Granger Urges Obama to Provide F-16s, Other Weapons to Allies

Feb 20, 2015

By Megan Scully

The chairwoman of the House State-Foreign Operations Appropriations Subcommittee warned the White House it could face legislative repercussions if it does not provide weapons and funding to allies to assist in the fight against the Islamic State, including a key parochial interest: the long-stalled delivery of F-16 fighter jets to Egypt.

Rep. Kay Granger said in a letter to President Barack Obama on Thursday she will do “everything in my power” to speed up the aid, and she blasted the administration for falling short on its promises to allies battling the terrorist group, also known as ISIL.

“As Egypt, Jordan and the Kurds retaliate and defend themselves against ISIL’s heinous acts, U.S. security assistance is being held or delayed by bureaucratic processes and ill-advised policy decisions by your administration,” the Texas Republican wrote. “As a result, our most trusted and capable partners in the region are limited in their ability to fight ISIL.”

Granger has long been a proponent of international sales and deliveries of F-16 fighter jets, which are assembled at Lockheed Martin Corp.’s Fort Worth facility in her district. In addition to the F-16s, Granger called on Obama to move forward with the delivery of M1A1 Abrams tanks to Egypt, which were among the weapons the administration suspended in 2013 amid concerns that the country’s leaders were not committed to an inclusive democracy following the military ouster of an elected president.

Aid to Egypt remains a contentious topic on Capitol Hill, but lawmakers agreed in the fiscal 2015 omnibus spending package (PL 113-235) to provide $1.3 billion in military financing to help Egypt buy U.S. weapons. The military aid is subject to democracy and human rights conditions, but the bill gives the secretary of State waiver authority.

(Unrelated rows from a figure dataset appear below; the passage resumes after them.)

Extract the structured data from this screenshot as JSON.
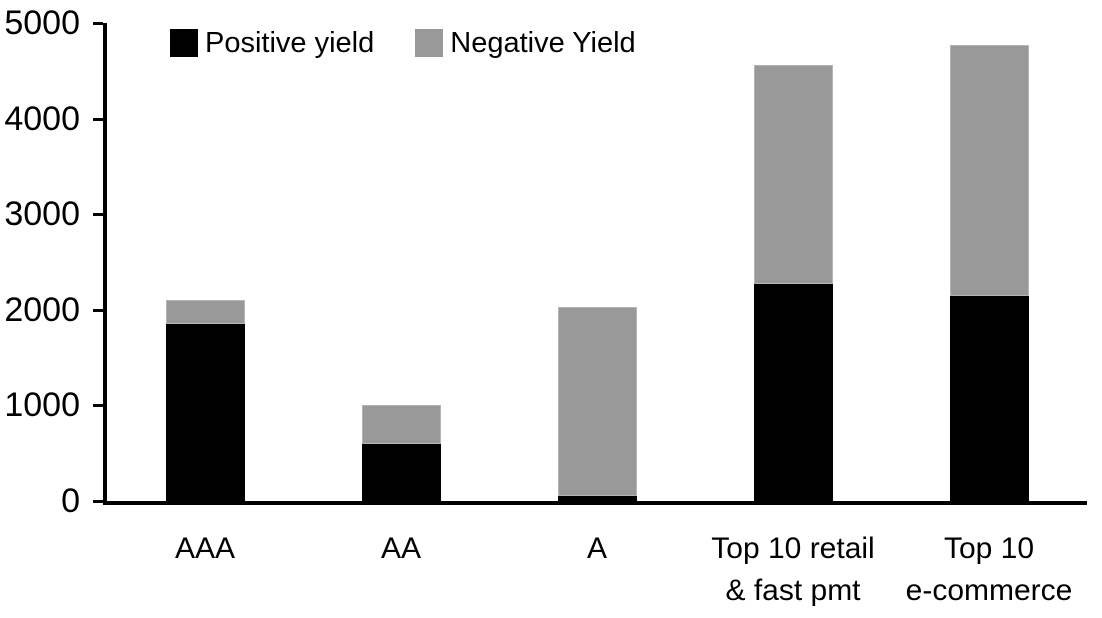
{
  "chart_data": {
    "type": "bar",
    "stacked": true,
    "title": "",
    "xlabel": "",
    "ylabel": "",
    "categories": [
      "AAA",
      "AA",
      "A",
      "Top 10 retail & fast pmt",
      "Top 10 e-commerce"
    ],
    "categories_display": [
      [
        "AAA"
      ],
      [
        "AA"
      ],
      [
        "A"
      ],
      [
        "Top 10 retail",
        "& fast pmt"
      ],
      [
        "Top 10",
        "e-commerce"
      ]
    ],
    "series": [
      {
        "name": "Positive yield",
        "color": "#000000",
        "values": [
          1850,
          600,
          50,
          2270,
          2140
        ]
      },
      {
        "name": "Negative Yield",
        "color": "#999999",
        "values": [
          250,
          400,
          1980,
          2290,
          2630
        ]
      }
    ],
    "totals": [
      2100,
      1000,
      2030,
      4560,
      4770
    ],
    "ylim": [
      0,
      5000
    ],
    "yticks": [
      0,
      1000,
      2000,
      3000,
      4000,
      5000
    ],
    "grid": false,
    "legend_position": "top-left",
    "axis_color": "#000000",
    "background_color": "#ffffff"
  }
}
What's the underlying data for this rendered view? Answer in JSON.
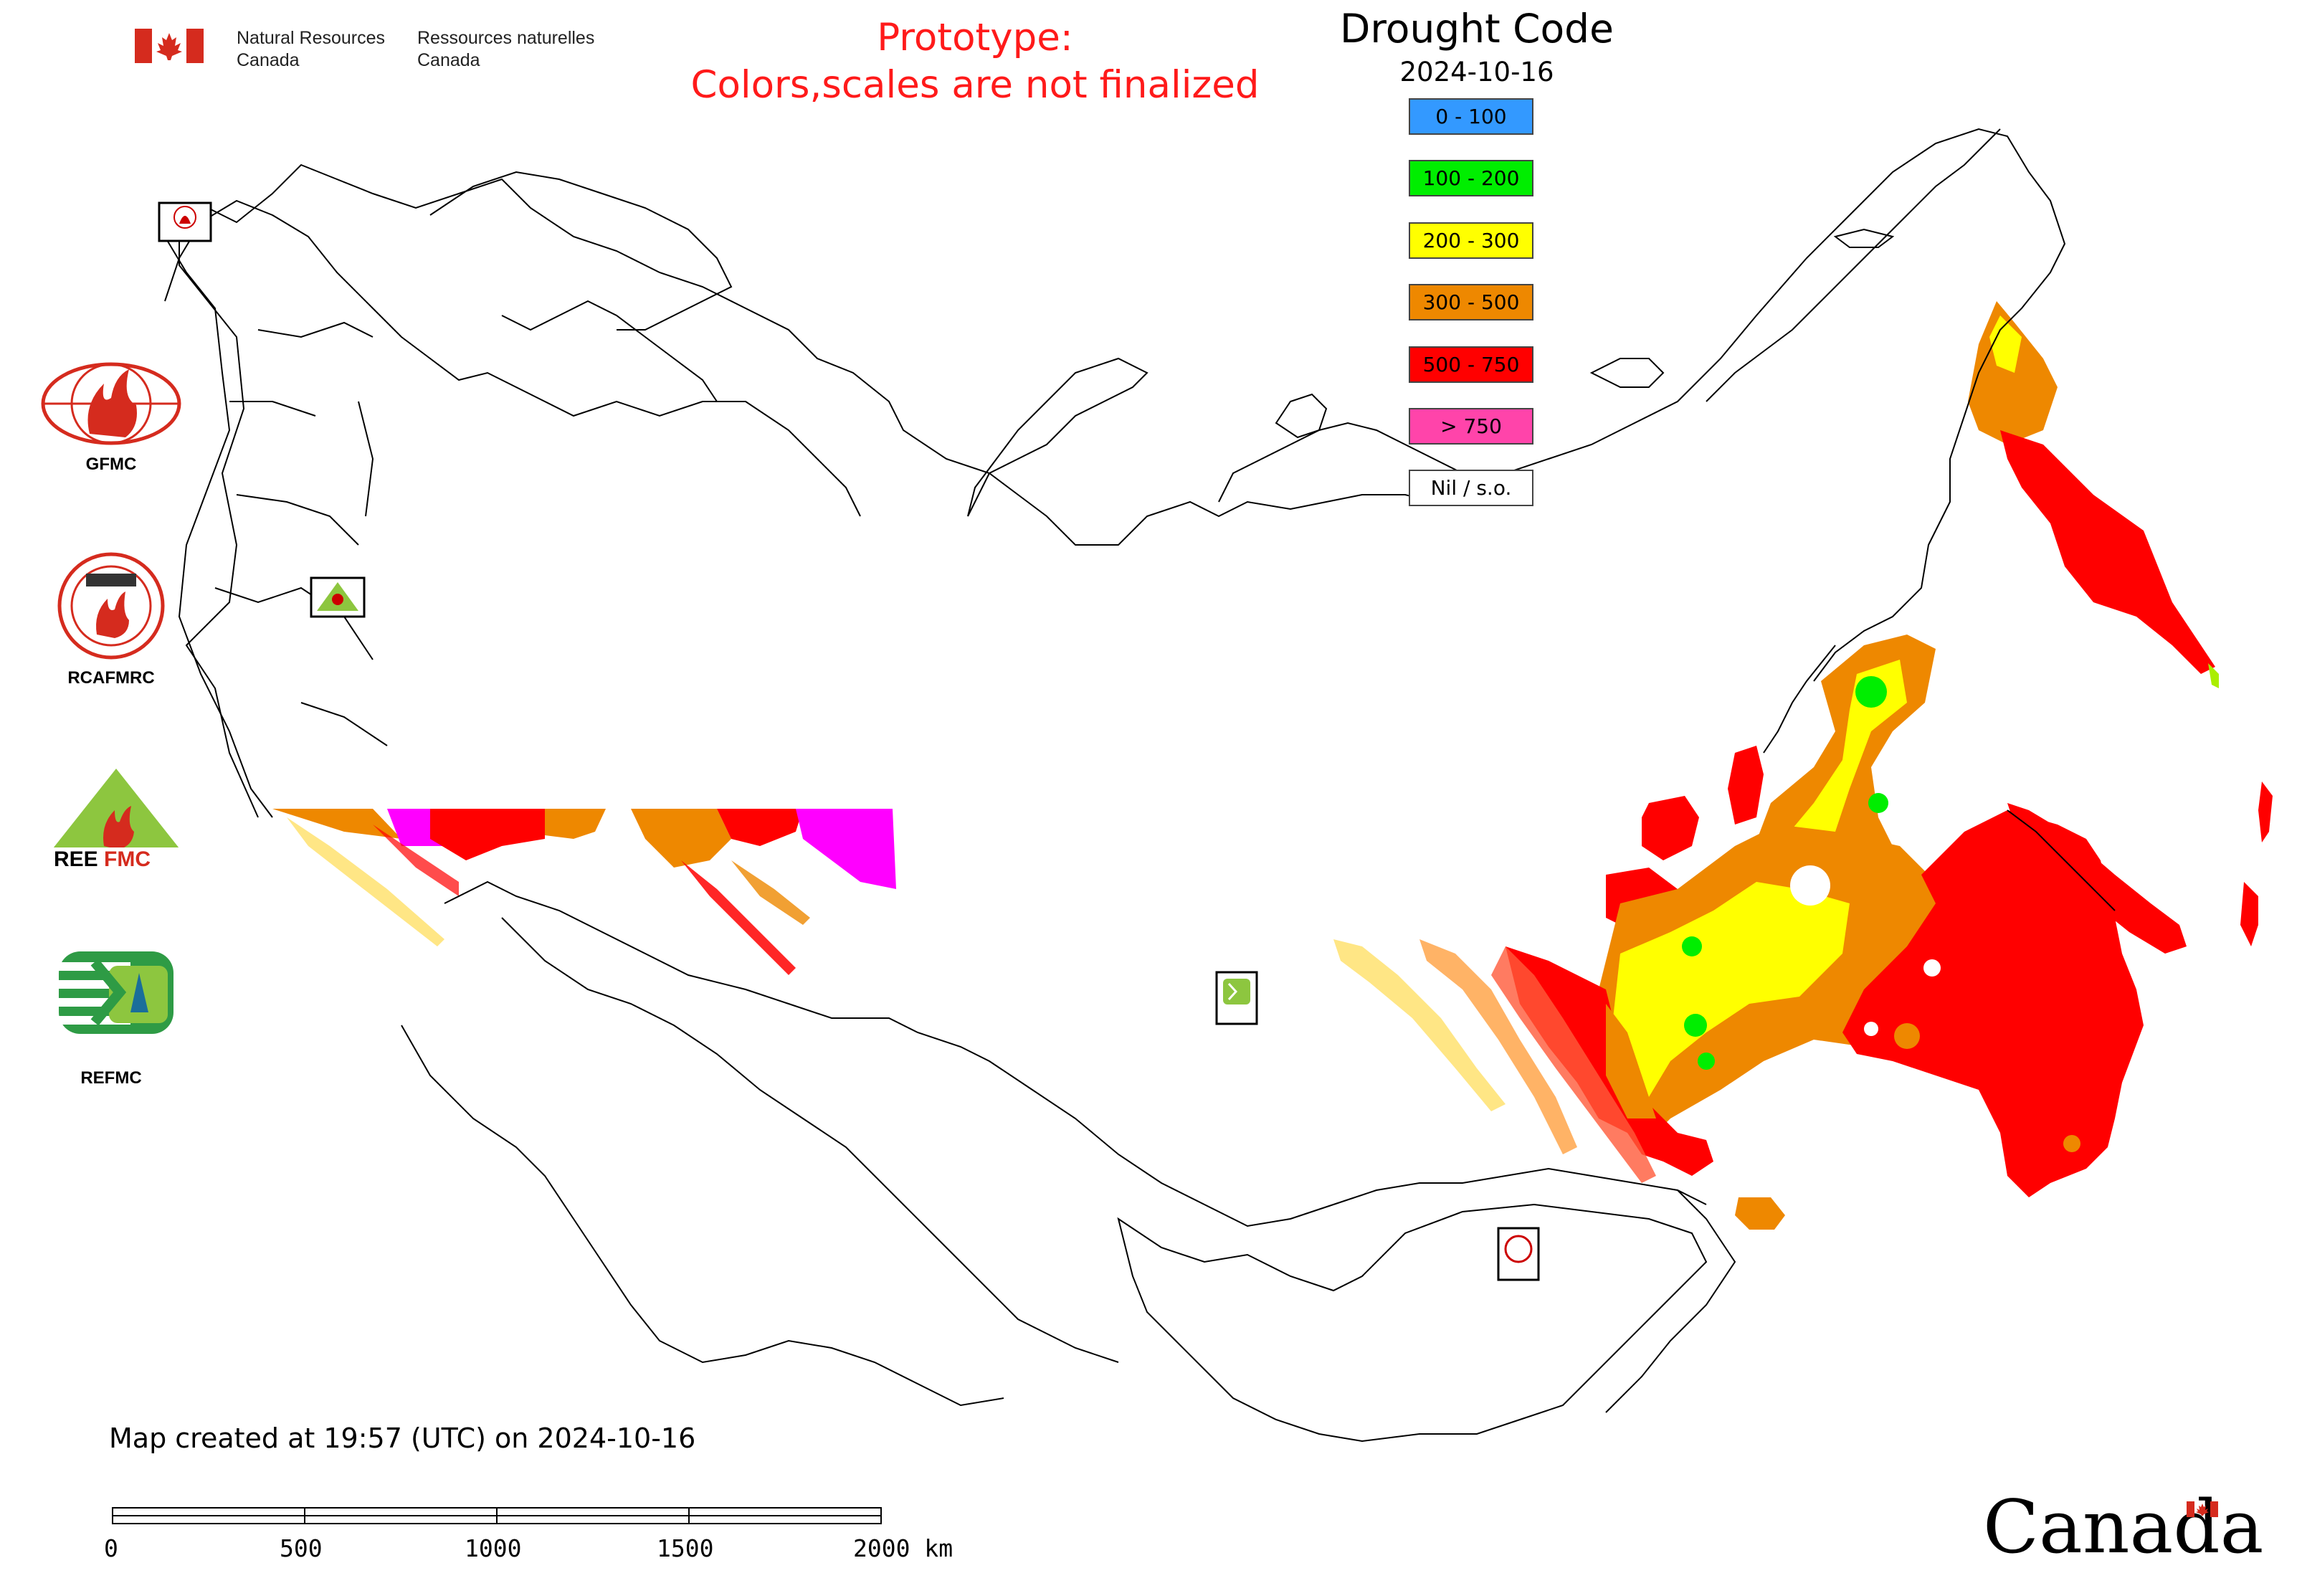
{
  "header": {
    "org_en_line1": "Natural Resources",
    "org_en_line2": "Canada",
    "org_fr_line1": "Ressources naturelles",
    "org_fr_line2": "Canada",
    "notice_line1": "Prototype:",
    "notice_line2": "Colors,scales are not finalized",
    "notice_color": "#ff1a1a"
  },
  "map": {
    "title": "Drought Code",
    "date": "2024-10-16",
    "created_text": "Map created at 19:57 (UTC) on 2024-10-16"
  },
  "legend": [
    {
      "label": "0 - 100",
      "color": "#3399ff"
    },
    {
      "label": "100 - 200",
      "color": "#00ee00"
    },
    {
      "label": "200 - 300",
      "color": "#ffff00"
    },
    {
      "label": "300 - 500",
      "color": "#ee8800"
    },
    {
      "label": "500 - 750",
      "color": "#ff0000"
    },
    {
      "label": "> 750",
      "color": "#ff44aa"
    },
    {
      "label": "Nil / s.o.",
      "color": "#ffffff"
    }
  ],
  "logos": {
    "gfmc": "GFMC",
    "rcafmrc": "RCAFMRC",
    "reefmc": "REEFMC",
    "refmc": "REFMC"
  },
  "scale_bar": {
    "labels": [
      "0",
      "500",
      "1000",
      "1500",
      "2000 km"
    ]
  },
  "footer": {
    "wordmark": "Canada"
  }
}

“They need these planes and the other weapons immediately to continue the fight against ISIL and other terrorists threatening Egypt’s security, but your administration has refused to use the authority Congress provided you in law to provide Egypt these weapons,” Granger said.

In the letter, the congresswoman also reiterated frustrations voiced in Washington recently by King Abdullah II of Jordan that the United States has been slow to assist his country with tactical airlift, aircraft, aircraft parts, night vision equipment and precision munitions.

“His Majesty has been courageous in taking on the fight against terrorists, and there is no reason the King of Jordan, a steadfast U.S. ally, should be waiting, sometimes for years, to know how their needs can be addressed,” said Granger, who added she has received assurances from Secretary of State John Kerry that expediting weapons to Jordan is a priority.

The entire Senate Armed Services Committee sent a letter to Kerry and then-Defense Secretary Chuck Hagel earlier this month raising many of the same concerns.

During his confirmation hearing Feb. 4, newly sworn-in Defense Secretary Ashton B. Carter acknowledged his own frustrations with the slow process of providing allies with arms and aid.

“I don’t know what you heard [from Abdullah ], but I can well believe what you heard, because I have a long experience of frustration with getting equipment to our war fighters, never mind partner war fighters, on time,” said Carter, who previously served as the Pentagon’s deputy secretary and its acquisition chief.

At the White House on Friday, press secretary Josh Earnest said the administration continues to work through some of its differences with Egypt and he defended the administration’s outreach to allies in the region.   “The administration has been focused for quite some time on making sure that we are working to maintain a strong security relationship with our allies and partners in the Middle East,” he said.

Meanwhile, the Kurdish government in Iraq has been waiting for months for much of its requested U.S. assistance, a fact that Granger said makes “no strategic sense.”

“While we have provided them some weapons, it has been a slow process and we are not providing them all of the heavy weapons required to counter well-armed terrorists,” Granger said.